What Is the Foreign Exchange Market?
The foreign exchange market, also known as the forex market, facilitates the buying and selling of currencies around the world. Like stocks, the end goal of forex trading is to yield a net profit by buying low and selling high. Forex traders have the advantage of choosing a handful of currencies over stock traders who must parse thousands of companies and sectors.
In terms of trading volume, forex markets are the largest in the world. Due to high trading volume, forex assets are classified as highly liquid assets. The majority of foreign exchange trades consist of spot transactions, forwards, foreign exchange swaps, currency swaps, and options. However, there are plenty of risks associated with forex trades as leveraged products that can result in substantial losses.
- Using leverage in the foreign exchange market may result in losses that exceed a trader's initial investment.
- The differential between currency values due to interest rate risk can cause forex prices to change dramatically.
- Transaction risks are exchange rate risks associated with time differences between the opening and settlement of a contract.
- Counterparty risk is the default from the dealer or broker in a particular transaction.
- Forex traders should consider the country's risk for a particular currency, which means they should assess the structure and stability of an issuing country.
1. Leverage Risks
In forex trading, leverage requires a small initial investment, called a margin, to gain access to substantial trades in foreign currencies. Small price fluctuations can result in margin calls where the investor is required to pay an additional margin. During volatile market conditions, aggressive use of leverage can result in substantial losses in excess of initial investments.
2. Interest Rate Risks
In basic macroeconomics courses, you learn that interest rates have an effect on countries' exchange rates. If a country’s interest rates rise, its currency will strengthen due to an influx of investments in that country’s assets putatively because a stronger currency provides higher returns. Conversely, if interest rates fall, its currency will weaken as investors begin to withdraw their investments. Due to the nature of the interest rate and its circuitous effect on exchange rates, the differential between currency values can cause forex prices to dramatically change.
3. Transaction Risks
Transaction risks are exchange rate risks associated with time differences between the beginning of a contract and when it settles. Forex trading occurs on a 24-hour basis which can result in exchange rates changing before trades have settled. Consequently, currencies may be traded at different prices at different times during trading hours.

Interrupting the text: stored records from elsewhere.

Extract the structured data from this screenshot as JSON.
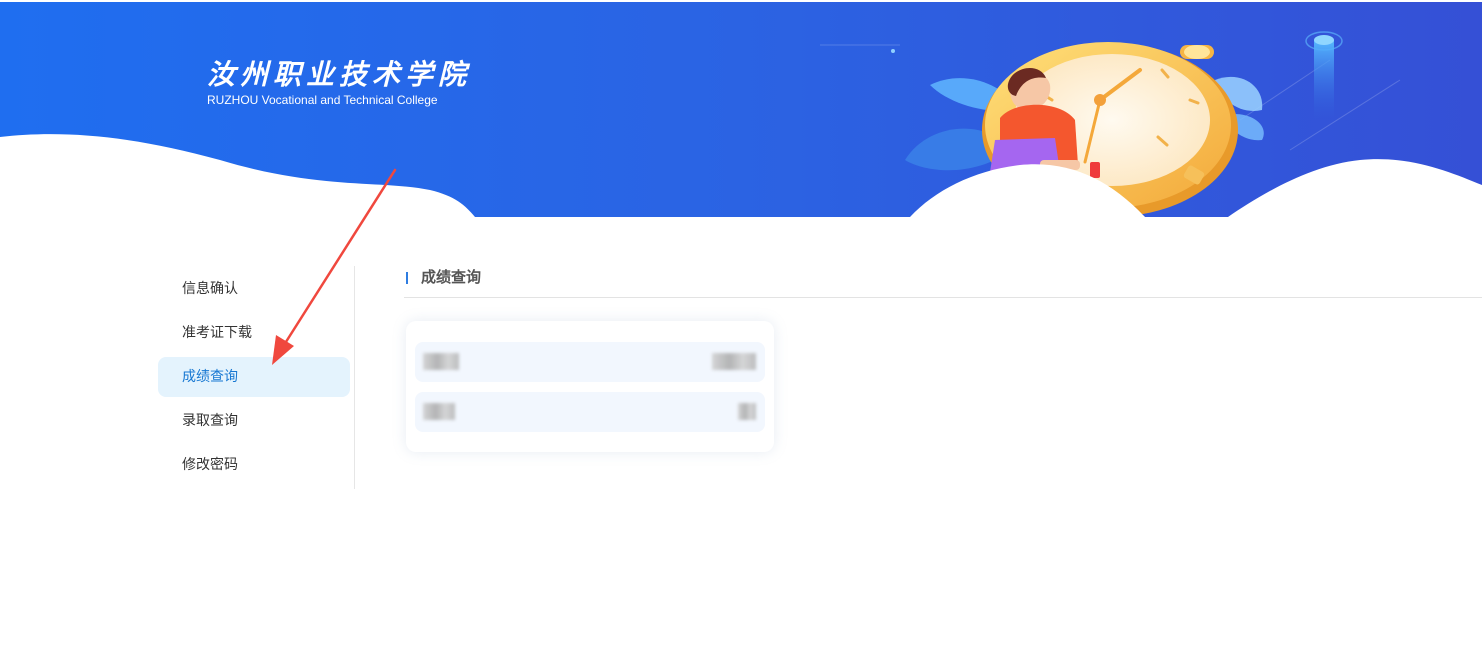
{
  "header": {
    "logo_cn": "汝州职业技术学院",
    "logo_en": "RUZHOU Vocational and Technical College"
  },
  "sidebar": {
    "items": [
      {
        "label": "信息确认",
        "active": false
      },
      {
        "label": "准考证下载",
        "active": false
      },
      {
        "label": "成绩查询",
        "active": true
      },
      {
        "label": "录取查询",
        "active": false
      },
      {
        "label": "修改密码",
        "active": false
      }
    ]
  },
  "main": {
    "section_title": "成绩查询",
    "score_rows": [
      {
        "label": "",
        "value": ""
      },
      {
        "label": "",
        "value": ""
      }
    ]
  },
  "colors": {
    "banner_blue": "#2a6be6",
    "active_bg": "#e4f3fd",
    "active_text": "#1677d2",
    "accent": "#2f7de1",
    "annotation_red": "#f0483e"
  }
}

The greater the time differential between entering and settling a contract increases the transaction risk. Any time differences allow exchange risks to fluctuate, individuals and corporations dealing in currencies face increased, and perhaps onerous, transaction costs.
4. Counterparty Risk
The counterparty in a financial transaction is the company that provides the asset to the investor. Thus counterparty risk refers to the risk of default from the dealer or broker in a particular transaction. In forex trades, spot and forward contracts on currencies are not guaranteed by an exchange or clearinghouse. In spot currency trading, the counterparty risk comes from the solvency of the market maker. During volatile market conditions, the counterparty may be unable or refuse to adhere to contracts.
5. Country Risk
When weighing the options to invest in currencies, one must assess the structure and stability of their issuing country. In many developing and third world countries, exchange rates are fixed to a world leader such as the US dollar. In this circumstance, central banks must sustain adequate reserves to maintain a fixed exchange rate. A currency crisis can occur due to frequent balance of payment deficits and result in the devaluation of the currency. This can have substantial effects on forex trading and prices.
Due to the speculative nature of investing, if an investor believes a currency will decrease in value, they may begin to withdraw their assets, further devaluing the currency. Those investors who continue trading the currency will find their assets to be illiquid or incur insolvency from dealers. With respect to forex trading, currency crises exacerbate liquidity dangers and credit risks aside from decreasing the attractiveness of a country's currency.
This was particularly relevant in the Asian Financial Crisis and the Argentine Crisis where each country's home currency ultimately collapsed.
The Bottom Line
With a long list of risks, losses associated with foreign exchange trading may be greater than initially expected. Due to the nature of leveraged trades, a small initial fee can result in substantial losses and illiquid assets. Furthermore, time differences and political issues can have far-reaching ramifications on financial markets and countries’ currencies. While forex assets have the highest trading volume, the risks are apparent and can lead to severe losses.